# Used Car Price Analysis Final Report
### *What Drives the Price of a Used Car?*

**Audience:** Used Car Dealerships
**Objective:** Identify key drivers of used car prices and build predictive models to fine-tune inventory decisions.

---

## 1. Business Objective
Our goal was to determine **what factors most influence used car prices** and how to use this information to:
- Accurately estimate market value
- Optimize vehicle purchasing decisions
- Identify vehicles with strong resale potential

---

## 2. Data Overview
We analyzed a dataset with **over 400,000 used car listings** from across the U.S., containing:
- Price, Year, Manufacturer, Model
- Odometer, Condition, Transmission, Cylinders, Fuel type, and more

After cleaning:
- Focused on cars from the last **30 years**
- Removed price and odometer outliers
- Retained records with realistic and complete data

---

## 3. Feature Engineering
We created powerful new features to better explain price variation:
- `car_age` = 2025 - year
- `miles_per_year` = odometer / car_age
- `price_per_mile` and `price_by_age` = value indicators
- `manufacturer_tier` = luxury vs. standard
- `usage_intensity` = very low to very high usage
- `is_high_power` = 6 or 8 cylinders
- `price_segment` = bucketed price category

---

## 4. Modeling Approach
We tested 3 regression models:
- **Linear Regression** – easy to interpret
- **Ridge Regression** – avoids overfitting with regularization
- **Random Forest Regression** – non-linear, flexible, accurate

### Evaluation Metrics:
- **R²**: How well the model explains price variance
- **Adjusted R²**: Corrected for number of features
- **MSE**: Mean squared error of predictions

---

## 5. Model Performance Summary

| Model              | Train R² | Test R² | Test Adj.
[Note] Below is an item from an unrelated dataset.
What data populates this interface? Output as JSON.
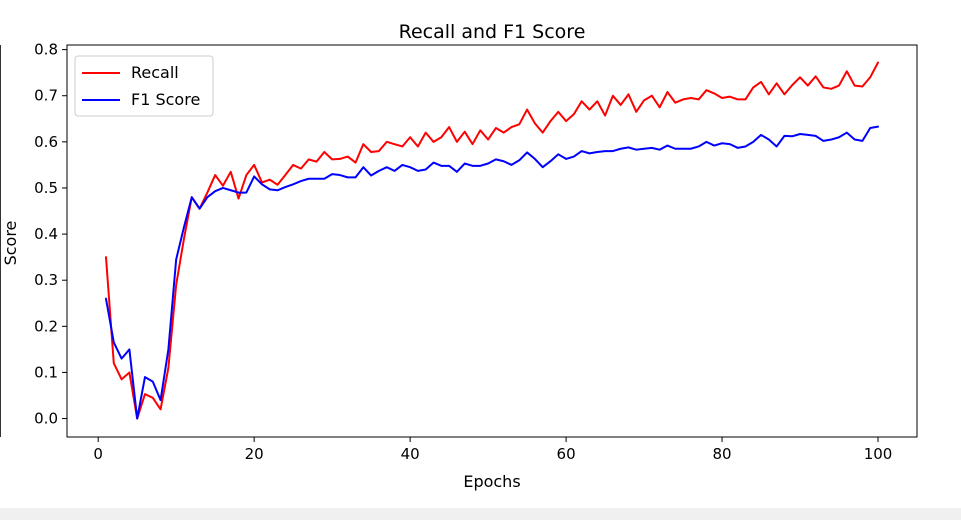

R² | Test MSE | Notes                                     |
|--------------------|----------|---------|---------------|-----------|-----------------------------------------|
| Linear Regression  | 0.917    | 0.917   | 0.914         | 0.061     |  Reliable, interpretable                 |
| Ridge Regression   | 0.917    | 0.917   | 0.914         | 0.061     |  Adds regularization                     |
| Random Forest      | 1.000    | 0.999   | 0.999         | 0.0001    |  May be overfitting, but highly accurate |

---

## 6. Key Insights for Dealers

**Factors that drive higher used car prices:**
-  Newer vehicles (low age)
-  Low mileage per year
-  Luxury brand (e.g., BMW, Lexus)
-  6-8 cylinders (high performance)
-  Good condition, clean title, automatic transmission

**Red flags that lower price:**
-  High odometer for age
-  Older cars from low-demand manufacturers
-  Manual transmission or salvage title

---

##  7. Actionable Recommendations

- Focus purchasing on **late-model, low-mileage** inventory
- Prioritize **luxury or high-demand brands** with clean titles
- Avoid overpaying for cars with **high usage intensity**
- Use the model to **predict fair price** before acquiring vehicles

---

##  8. Next Steps

-  Deploy Ridge or Random Forest model in pricing system
-  Build an internal dashboard for predictions
-  Enhance future models with location or seasonal factors

---